I think the idea of blocking the team from submitting changes until the codeline is fixed or any kind of serialization based on some metrics doesn't scale well for bigger teams and/or heavily loaded code lines. This is mainly because those wanted to submit their changes would have to wait until others are done. The delay time grows proportionally the number of changes and generally is a function of size of the team.

Instead, our Parabuild follows what I see as an optimistic integration model or "faithful commit model" for the luck of a better term. A member of the team builds and runs tests clean locally, then syncs to the last state of code line known to be clean (Parabuild provides this information) and repeats clean build and test. After ensuring that everything builds and tests she submits her changes. Note that this approach is not concerned with the state of the code line head at all.

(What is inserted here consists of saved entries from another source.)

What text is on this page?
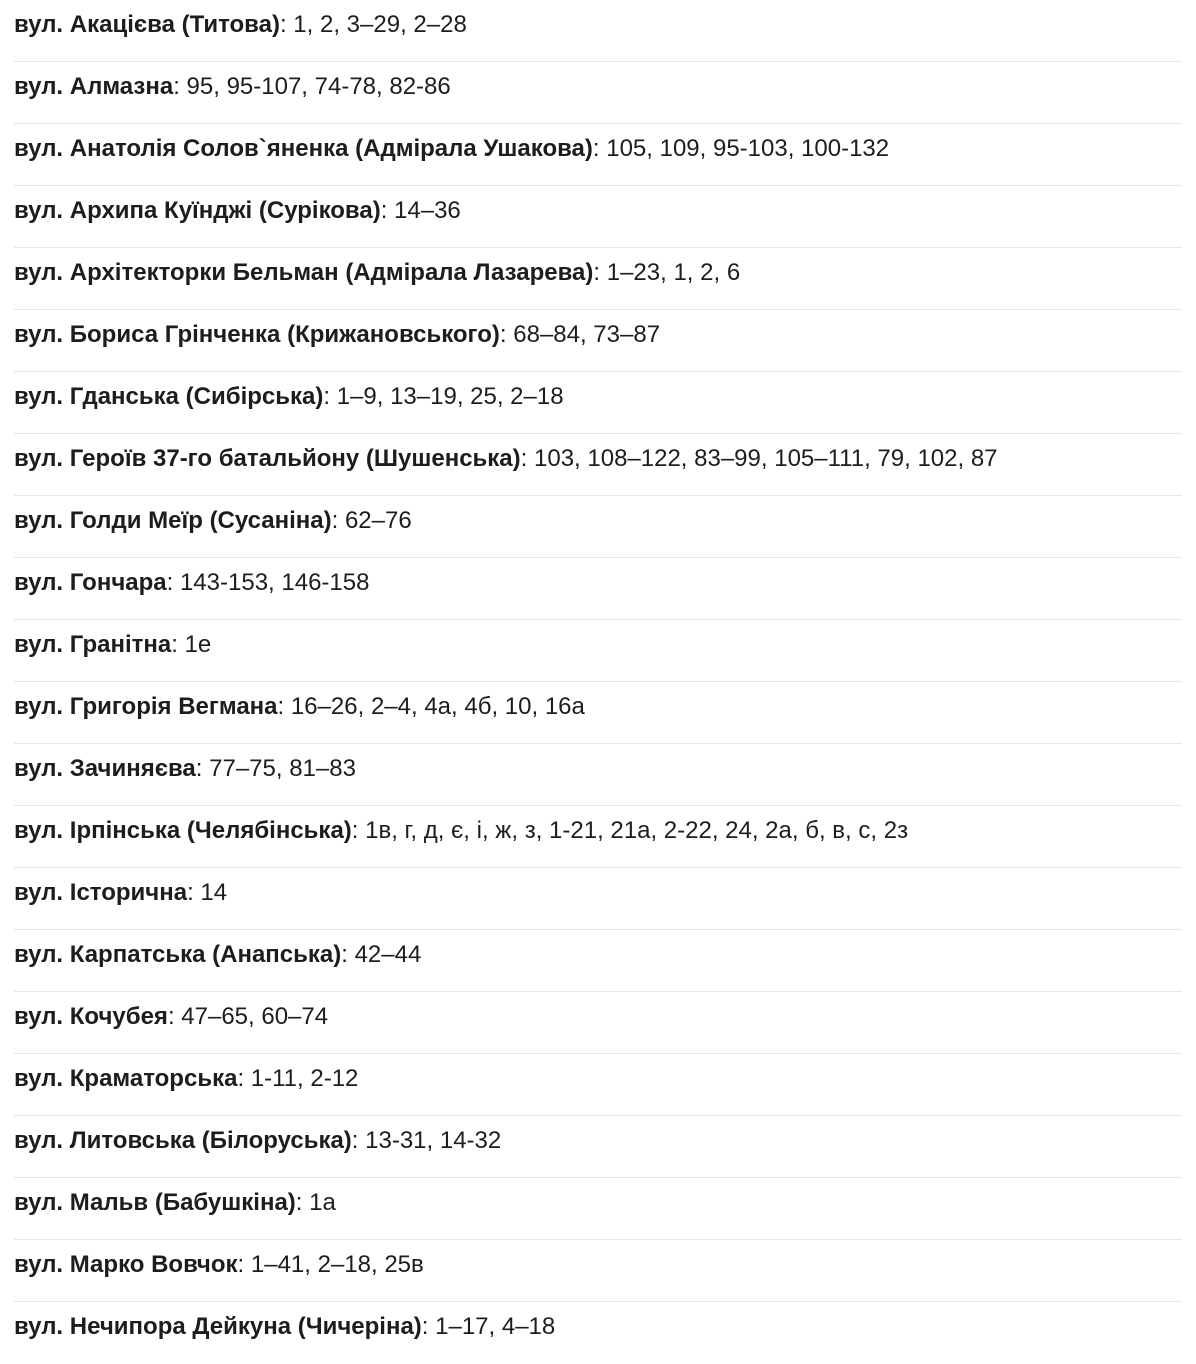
вул. Акацієва (Титова) : 1, 2, 3–29, 2–28
вул. Алмазна : 95, 95-107, 74-78, 82-86
вул. Анатолія Солов`яненка (Адмірала Ушакова) : 105, 109, 95-103, 100-132
вул. Архипа Куїнджі (Сурікова) : 14–36
вул. Архітекторки Бельман (Адмірала Лазарева) : 1–23, 1, 2, 6
вул. Бориса Грінченка (Крижановського) : 68–84, 73–87
вул. Гданська (Сибірська) : 1–9, 13–19, 25, 2–18
вул. Героїв 37-го батальйону (Шушенська) : 103, 108–122, 83–99, 105–111, 79, 102, 87
вул. Голди Меїр (Сусаніна) : 62–76
вул. Гончара : 143-153, 146-158
вул. Гранітна : 1е
вул. Григорія Вегмана : 16–26, 2–4, 4а, 4б, 10, 16а
вул. Зачиняєва : 77–75, 81–83
вул. Ірпінська (Челябінська) : 1в, г, д, є, і, ж, з, 1-21, 21а, 2-22, 24, 2а, б, в, с, 2з
вул. Історична : 14
вул. Карпатська (Анапська) : 42–44
вул. Кочубея : 47–65, 60–74
вул. Краматорська : 1-11, 2-12
вул. Литовська (Білоруська) : 13-31, 14-32
вул. Мальв (Бабушкіна) : 1а
вул. Марко Вовчок : 1–41, 2–18, 25в
вул. Нечипора Дейкуна (Чичеріна) : 1–17, 4–18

The key assumption here is that if the head of the code line is is broken someone is taking care of it. The integration build ensures that new changes integrate on a continuous basis. If by the next build cycle there is more than one change (including yours), they will be built as a group.

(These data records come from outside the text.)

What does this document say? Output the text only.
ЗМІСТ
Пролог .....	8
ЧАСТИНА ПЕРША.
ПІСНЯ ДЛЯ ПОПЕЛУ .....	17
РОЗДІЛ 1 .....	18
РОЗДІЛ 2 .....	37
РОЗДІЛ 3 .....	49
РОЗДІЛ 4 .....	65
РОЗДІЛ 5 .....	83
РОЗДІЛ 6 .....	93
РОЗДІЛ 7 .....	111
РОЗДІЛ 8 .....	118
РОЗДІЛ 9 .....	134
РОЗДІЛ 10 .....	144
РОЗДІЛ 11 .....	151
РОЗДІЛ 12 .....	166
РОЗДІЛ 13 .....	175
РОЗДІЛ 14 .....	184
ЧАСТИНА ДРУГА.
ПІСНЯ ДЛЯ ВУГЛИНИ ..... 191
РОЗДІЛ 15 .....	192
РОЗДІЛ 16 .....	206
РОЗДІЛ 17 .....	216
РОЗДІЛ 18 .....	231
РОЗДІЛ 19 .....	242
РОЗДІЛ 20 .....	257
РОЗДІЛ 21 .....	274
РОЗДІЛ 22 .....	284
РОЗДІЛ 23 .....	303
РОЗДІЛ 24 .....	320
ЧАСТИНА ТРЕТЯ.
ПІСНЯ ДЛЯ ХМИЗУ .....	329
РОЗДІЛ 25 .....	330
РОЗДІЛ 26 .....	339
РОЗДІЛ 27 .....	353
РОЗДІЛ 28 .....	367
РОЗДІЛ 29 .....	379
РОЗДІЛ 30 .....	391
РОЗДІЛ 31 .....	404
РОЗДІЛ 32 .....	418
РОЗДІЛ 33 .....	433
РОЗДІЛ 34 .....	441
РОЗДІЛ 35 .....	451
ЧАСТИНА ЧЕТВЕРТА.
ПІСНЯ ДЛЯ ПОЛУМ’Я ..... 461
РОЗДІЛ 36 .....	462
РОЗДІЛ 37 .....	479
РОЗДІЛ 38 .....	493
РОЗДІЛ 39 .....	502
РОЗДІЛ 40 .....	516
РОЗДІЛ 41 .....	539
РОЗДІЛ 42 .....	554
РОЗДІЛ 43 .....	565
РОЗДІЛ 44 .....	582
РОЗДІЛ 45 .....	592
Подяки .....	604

As you can see, this way no one is waiting and commits are made as soon as changes have been confirmed clean locally. This is a very efficient and I believe the fastest approach to managing the code base.

Regards,

Slava Imeshev

Brad Appleton said...

Hi Slava! I think you may have misunderstood what I wrote above. I didn't suggest "blocking" the team until the build is fixed, I suggested that everyone who is "blocked" by the broken build should perhaps contribute to fixing the build.

I'm aware of several approaches that attempt to continue "submitting" changes even when the build is broken - these are different from the debates for synchronous -vs- asynchronous integration.